While the present invention has been described with respect to certain preferred embodiments, it will be apparent to those skilled in the art that various changes and modifications may be made without departing from the spirits and scope of the invention as defined in the following claims.

Claims

1. A triple-band offset hybrid antenna, comprising:

a shaped reflector reflecting K/Ku bands RF signals received from a satellite to focus an energy of the K/Ku bands RF signals on a focal line and reflecting a Ka band RF transmitting signal; and

a triple-band active phased feed array receiving the reflected K/Ku bands RF signals from the shaped reflector and radiating a Ka band RF transmitting signal to the shaped reflector,

wherein the triple-band active phased feed array including Ka/K band feed array for transceiving Ka/K bands RF signal and a Ku band feed array for receiving a Ku band RF signal.

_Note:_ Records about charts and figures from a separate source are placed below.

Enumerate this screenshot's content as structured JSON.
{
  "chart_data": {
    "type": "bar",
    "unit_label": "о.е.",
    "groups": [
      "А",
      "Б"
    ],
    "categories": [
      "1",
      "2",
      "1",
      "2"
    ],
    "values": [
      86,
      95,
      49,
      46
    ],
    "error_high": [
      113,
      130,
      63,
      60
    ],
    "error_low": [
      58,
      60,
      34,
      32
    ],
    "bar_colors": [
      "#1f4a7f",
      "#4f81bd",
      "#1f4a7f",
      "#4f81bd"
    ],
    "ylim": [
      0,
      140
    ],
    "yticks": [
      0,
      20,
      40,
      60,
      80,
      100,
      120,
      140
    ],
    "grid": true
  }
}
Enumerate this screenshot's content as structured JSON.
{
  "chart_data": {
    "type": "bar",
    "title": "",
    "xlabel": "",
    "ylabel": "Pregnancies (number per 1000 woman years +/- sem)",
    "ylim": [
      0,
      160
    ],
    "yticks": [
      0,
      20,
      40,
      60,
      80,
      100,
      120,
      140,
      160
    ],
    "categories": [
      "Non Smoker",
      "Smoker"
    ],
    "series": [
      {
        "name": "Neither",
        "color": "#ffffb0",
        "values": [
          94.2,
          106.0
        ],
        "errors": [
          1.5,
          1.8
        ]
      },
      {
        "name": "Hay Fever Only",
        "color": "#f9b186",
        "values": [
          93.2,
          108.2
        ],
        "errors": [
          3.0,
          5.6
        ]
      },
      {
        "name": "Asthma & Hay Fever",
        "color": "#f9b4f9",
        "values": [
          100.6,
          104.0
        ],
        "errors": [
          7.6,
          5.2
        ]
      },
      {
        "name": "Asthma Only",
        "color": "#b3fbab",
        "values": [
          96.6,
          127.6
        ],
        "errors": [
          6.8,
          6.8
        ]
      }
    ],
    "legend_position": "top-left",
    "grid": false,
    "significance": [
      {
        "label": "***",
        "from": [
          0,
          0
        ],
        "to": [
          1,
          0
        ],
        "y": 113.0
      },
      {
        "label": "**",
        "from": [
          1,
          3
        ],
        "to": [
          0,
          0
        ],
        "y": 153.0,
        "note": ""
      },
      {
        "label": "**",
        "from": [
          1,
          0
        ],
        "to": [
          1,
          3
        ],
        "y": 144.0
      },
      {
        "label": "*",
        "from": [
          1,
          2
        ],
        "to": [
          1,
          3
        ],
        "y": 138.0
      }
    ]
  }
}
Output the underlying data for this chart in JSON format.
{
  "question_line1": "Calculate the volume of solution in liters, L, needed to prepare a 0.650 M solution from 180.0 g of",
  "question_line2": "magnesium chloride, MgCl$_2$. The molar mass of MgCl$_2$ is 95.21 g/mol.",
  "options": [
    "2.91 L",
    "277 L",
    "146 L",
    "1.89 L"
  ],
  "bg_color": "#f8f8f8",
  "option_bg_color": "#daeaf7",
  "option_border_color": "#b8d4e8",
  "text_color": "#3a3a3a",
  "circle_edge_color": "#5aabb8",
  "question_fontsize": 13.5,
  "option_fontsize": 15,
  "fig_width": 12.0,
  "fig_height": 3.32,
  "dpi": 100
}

2. The triple-band offset hybrid antenna of the claim 1, wherein Ka/K bands feed array includes a plurality of Ka/K bands feed array elements which are linearly arranged on the focal line and the Ku band feed array includes a plurality of Ku band feed array elements which are linearly arranged at a right side and a left side of the Ka/K bands feed array.

3. The triple-band offset hybrid antenna of the claim 2, wherein 23 Ka/K bands feed array elements are linearly arranged on the focal line with the element spacing of 9.4 mm between Ka/K bands feed array elements, which corresponds to 0.96 λ0 in Ka band (f0=30.485 GHz) and 0.65 λ0 in K band (f0=20.755 GHz), respectively.

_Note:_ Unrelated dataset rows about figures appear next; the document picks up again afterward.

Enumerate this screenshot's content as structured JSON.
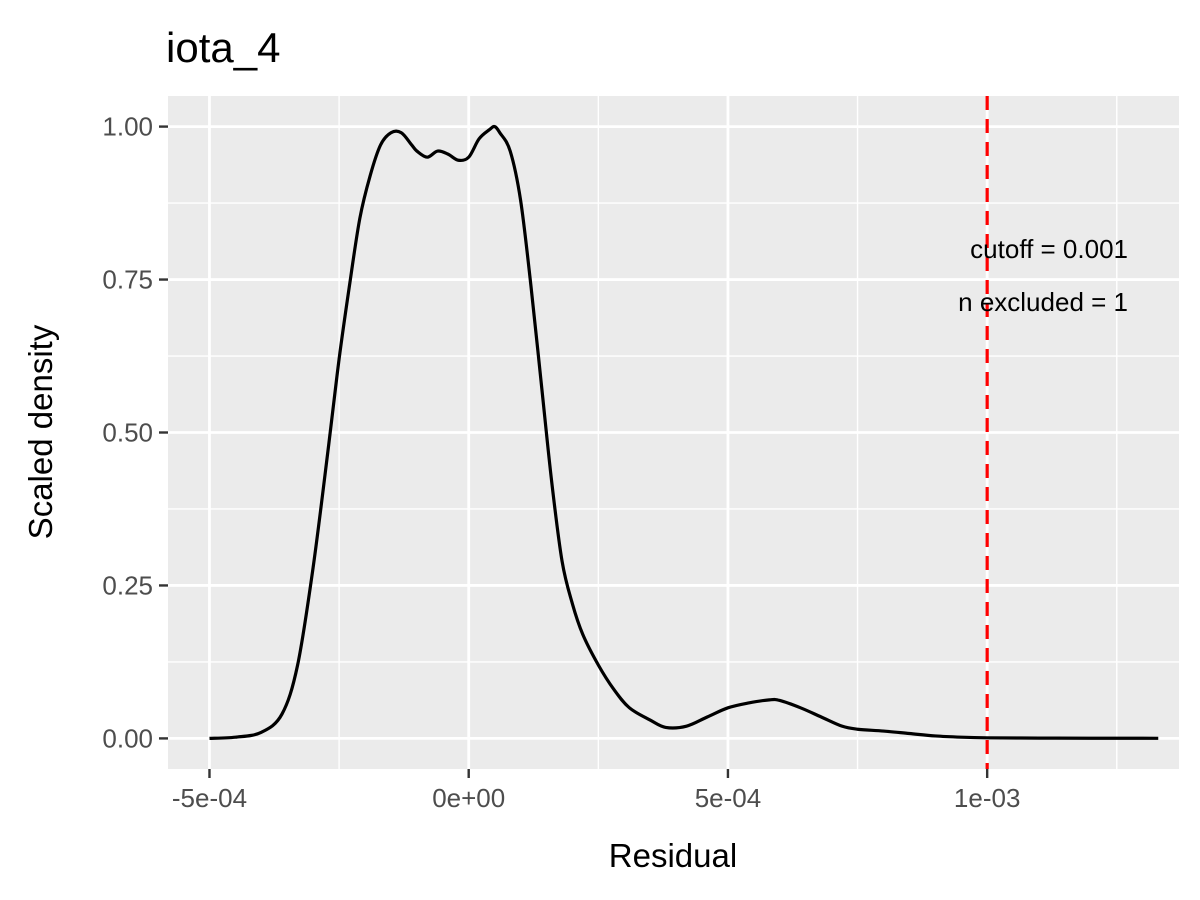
{
  "chart_data": {
    "type": "line",
    "title": "iota_4",
    "xlabel": "Residual",
    "ylabel": "Scaled density",
    "xlim": [
      -0.00058,
      0.00137
    ],
    "ylim": [
      -0.05,
      1.05
    ],
    "x_ticks": [
      {
        "value": -0.0005,
        "label": "-5e-04"
      },
      {
        "value": 0.0,
        "label": "0e+00"
      },
      {
        "value": 0.0005,
        "label": "5e-04"
      },
      {
        "value": 0.001,
        "label": "1e-03"
      }
    ],
    "y_ticks": [
      {
        "value": 0.0,
        "label": "0.00"
      },
      {
        "value": 0.25,
        "label": "0.25"
      },
      {
        "value": 0.5,
        "label": "0.50"
      },
      {
        "value": 0.75,
        "label": "0.75"
      },
      {
        "value": 1.0,
        "label": "1.00"
      }
    ],
    "grid": true,
    "series": [
      {
        "color": "#000000",
        "x": [
          -0.0005,
          -0.00045,
          -0.0004,
          -0.00036,
          -0.00033,
          -0.0003,
          -0.00027,
          -0.00025,
          -0.00023,
          -0.00021,
          -0.00019,
          -0.00017,
          -0.00015,
          -0.00013,
          -0.00011,
          -0.0001,
          -8e-05,
          -6e-05,
          -4e-05,
          -2e-05,
          0.0,
          2e-05,
          4e-05,
          5e-05,
          6e-05,
          8e-05,
          0.0001,
          0.00012,
          0.00014,
          0.00016,
          0.00018,
          0.0002,
          0.00022,
          0.00025,
          0.00028,
          0.00031,
          0.00035,
          0.00038,
          0.00042,
          0.00046,
          0.0005,
          0.00054,
          0.00058,
          0.0006,
          0.00064,
          0.00068,
          0.00072,
          0.00075,
          0.0008,
          0.00085,
          0.0009,
          0.00095,
          0.001,
          0.0011,
          0.0012,
          0.00133
        ],
        "y": [
          0.0,
          0.002,
          0.01,
          0.04,
          0.12,
          0.28,
          0.48,
          0.62,
          0.74,
          0.85,
          0.92,
          0.97,
          0.99,
          0.99,
          0.97,
          0.96,
          0.95,
          0.96,
          0.955,
          0.945,
          0.95,
          0.98,
          0.995,
          1.0,
          0.99,
          0.96,
          0.88,
          0.74,
          0.58,
          0.42,
          0.29,
          0.22,
          0.17,
          0.12,
          0.08,
          0.05,
          0.03,
          0.018,
          0.02,
          0.035,
          0.05,
          0.058,
          0.063,
          0.062,
          0.05,
          0.035,
          0.02,
          0.015,
          0.012,
          0.008,
          0.004,
          0.002,
          0.001,
          0.0005,
          0.0003,
          0.0002
        ]
      }
    ],
    "cutoff": {
      "value": 0.001,
      "color": "#ff0000",
      "label": "cutoff = 0.001",
      "excluded_label": "n excluded = 1"
    }
  }
}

4. The triple-band offset hybrid antenna of the claim 2, wherein 5 Ku band feed array elements are linearly arranged at the right side of the Ka/K bands feed array and 5 other Ku band feed array elements are linearly arranged at the left side of Ka/K bands feed array with the element spacing of 15 mm between Ku band feed array elements, which corresponds to 0.59 λ0 in Ku band (f0=11.85 GHz).

5. The triple-band offset hybrid antenna of the claim 2, wherein 20 Ka/K bands feed array elements are linearly arranged on the focal line with the element spacing of 9.4 mm between Ka/K bands feed array elements, which corresponds to 0.96 λ0 in Ka band (f0=30.485 GHz) and 0.65 λ0 in K band (f0=20.755 GHz), respectively.

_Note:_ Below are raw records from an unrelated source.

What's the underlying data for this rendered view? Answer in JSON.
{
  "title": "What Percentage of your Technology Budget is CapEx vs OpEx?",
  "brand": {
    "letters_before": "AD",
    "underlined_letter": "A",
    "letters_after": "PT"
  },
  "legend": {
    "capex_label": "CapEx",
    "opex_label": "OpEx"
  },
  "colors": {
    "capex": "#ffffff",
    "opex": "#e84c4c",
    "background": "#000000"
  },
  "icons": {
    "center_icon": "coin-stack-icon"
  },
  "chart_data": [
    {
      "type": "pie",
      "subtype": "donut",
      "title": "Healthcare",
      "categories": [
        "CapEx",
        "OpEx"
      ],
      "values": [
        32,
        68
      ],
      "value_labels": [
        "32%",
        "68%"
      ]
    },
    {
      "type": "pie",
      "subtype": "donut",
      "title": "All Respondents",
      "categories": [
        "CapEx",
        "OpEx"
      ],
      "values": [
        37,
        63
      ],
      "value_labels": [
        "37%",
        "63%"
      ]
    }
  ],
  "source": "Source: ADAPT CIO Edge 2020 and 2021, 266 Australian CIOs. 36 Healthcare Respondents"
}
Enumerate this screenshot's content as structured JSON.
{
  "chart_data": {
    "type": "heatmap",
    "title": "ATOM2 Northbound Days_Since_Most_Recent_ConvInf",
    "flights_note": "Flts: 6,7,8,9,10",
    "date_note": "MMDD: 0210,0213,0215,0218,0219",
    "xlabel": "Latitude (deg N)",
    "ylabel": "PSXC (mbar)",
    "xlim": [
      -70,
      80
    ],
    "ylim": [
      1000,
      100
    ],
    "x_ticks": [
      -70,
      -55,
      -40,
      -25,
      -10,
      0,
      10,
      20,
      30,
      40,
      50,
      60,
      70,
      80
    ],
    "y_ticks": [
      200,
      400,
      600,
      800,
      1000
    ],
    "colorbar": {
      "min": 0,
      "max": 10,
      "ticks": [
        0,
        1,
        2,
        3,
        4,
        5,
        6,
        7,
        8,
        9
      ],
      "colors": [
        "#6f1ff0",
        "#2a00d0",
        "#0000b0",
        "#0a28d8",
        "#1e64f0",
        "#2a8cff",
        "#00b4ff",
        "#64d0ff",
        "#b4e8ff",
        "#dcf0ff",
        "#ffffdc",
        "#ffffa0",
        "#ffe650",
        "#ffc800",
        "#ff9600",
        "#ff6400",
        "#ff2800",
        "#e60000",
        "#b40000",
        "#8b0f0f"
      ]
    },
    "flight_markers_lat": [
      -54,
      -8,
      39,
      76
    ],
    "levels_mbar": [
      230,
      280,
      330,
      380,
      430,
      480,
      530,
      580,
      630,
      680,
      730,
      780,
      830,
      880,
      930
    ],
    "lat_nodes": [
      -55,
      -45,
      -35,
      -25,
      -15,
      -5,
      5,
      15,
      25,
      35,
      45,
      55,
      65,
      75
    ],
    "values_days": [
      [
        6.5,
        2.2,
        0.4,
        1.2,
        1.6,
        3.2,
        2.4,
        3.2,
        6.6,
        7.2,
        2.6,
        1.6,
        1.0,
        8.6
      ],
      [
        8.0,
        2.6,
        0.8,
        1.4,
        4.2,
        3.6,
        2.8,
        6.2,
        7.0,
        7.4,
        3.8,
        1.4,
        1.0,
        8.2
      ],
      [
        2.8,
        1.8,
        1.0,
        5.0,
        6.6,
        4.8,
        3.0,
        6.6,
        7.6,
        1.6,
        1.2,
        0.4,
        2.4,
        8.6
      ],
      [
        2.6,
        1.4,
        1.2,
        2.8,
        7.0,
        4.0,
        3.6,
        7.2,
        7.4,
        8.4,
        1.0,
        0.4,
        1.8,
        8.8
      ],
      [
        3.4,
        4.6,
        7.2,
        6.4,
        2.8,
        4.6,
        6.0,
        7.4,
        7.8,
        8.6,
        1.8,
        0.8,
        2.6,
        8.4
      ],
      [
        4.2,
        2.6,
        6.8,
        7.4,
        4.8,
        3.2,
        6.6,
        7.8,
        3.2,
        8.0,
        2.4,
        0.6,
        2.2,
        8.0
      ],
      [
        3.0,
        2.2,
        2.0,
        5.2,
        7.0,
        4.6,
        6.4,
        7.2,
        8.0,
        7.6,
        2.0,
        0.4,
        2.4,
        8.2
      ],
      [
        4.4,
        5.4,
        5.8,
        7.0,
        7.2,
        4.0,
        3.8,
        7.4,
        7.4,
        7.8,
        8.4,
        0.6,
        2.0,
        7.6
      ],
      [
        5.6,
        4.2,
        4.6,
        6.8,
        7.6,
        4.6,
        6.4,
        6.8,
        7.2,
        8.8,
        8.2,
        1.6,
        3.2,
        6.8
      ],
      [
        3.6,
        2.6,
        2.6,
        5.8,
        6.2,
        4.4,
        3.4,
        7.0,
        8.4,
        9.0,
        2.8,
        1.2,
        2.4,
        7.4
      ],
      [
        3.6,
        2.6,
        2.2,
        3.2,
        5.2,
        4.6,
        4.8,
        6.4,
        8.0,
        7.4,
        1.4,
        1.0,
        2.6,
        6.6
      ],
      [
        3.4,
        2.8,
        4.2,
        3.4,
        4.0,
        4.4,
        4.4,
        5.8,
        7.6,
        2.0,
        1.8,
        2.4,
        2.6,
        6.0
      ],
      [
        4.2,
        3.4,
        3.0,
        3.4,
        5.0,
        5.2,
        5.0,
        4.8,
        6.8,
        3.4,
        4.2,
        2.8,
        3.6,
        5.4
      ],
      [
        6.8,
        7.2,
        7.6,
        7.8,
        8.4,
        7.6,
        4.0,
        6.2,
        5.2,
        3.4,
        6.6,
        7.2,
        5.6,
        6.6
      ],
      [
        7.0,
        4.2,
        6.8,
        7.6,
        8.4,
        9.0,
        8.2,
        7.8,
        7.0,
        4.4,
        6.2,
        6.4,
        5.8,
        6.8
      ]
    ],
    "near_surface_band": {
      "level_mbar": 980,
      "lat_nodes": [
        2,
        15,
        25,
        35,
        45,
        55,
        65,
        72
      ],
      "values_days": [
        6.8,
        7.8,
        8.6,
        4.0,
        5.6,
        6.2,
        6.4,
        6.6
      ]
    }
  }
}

6. The triple-band offset hybrid antenna of the claims 2, wherein 3 Ku band feed array elements are linearly arranged at the right side of Ka/K bands feed array and 3 other Ku band feed array elements are linearly arranged at left side of Ka/K bands feed array with the element spacing of 15 mm between Ku band feed array elements, which corresponds to 0.59 λ0 in Ku band (f0=11.85 GHz).

7. The triple-band offset hybrid antenna of claim 1, wherein the shaped reflector for one-dimensional beam scanning in elevation has a curvilinear rim structure to remove non-efficient areas of surface edge.

8. The triple-band offset hybrid antenna of claim 2, wherein the triple-band active phased feed array is offset from the shaped reflector.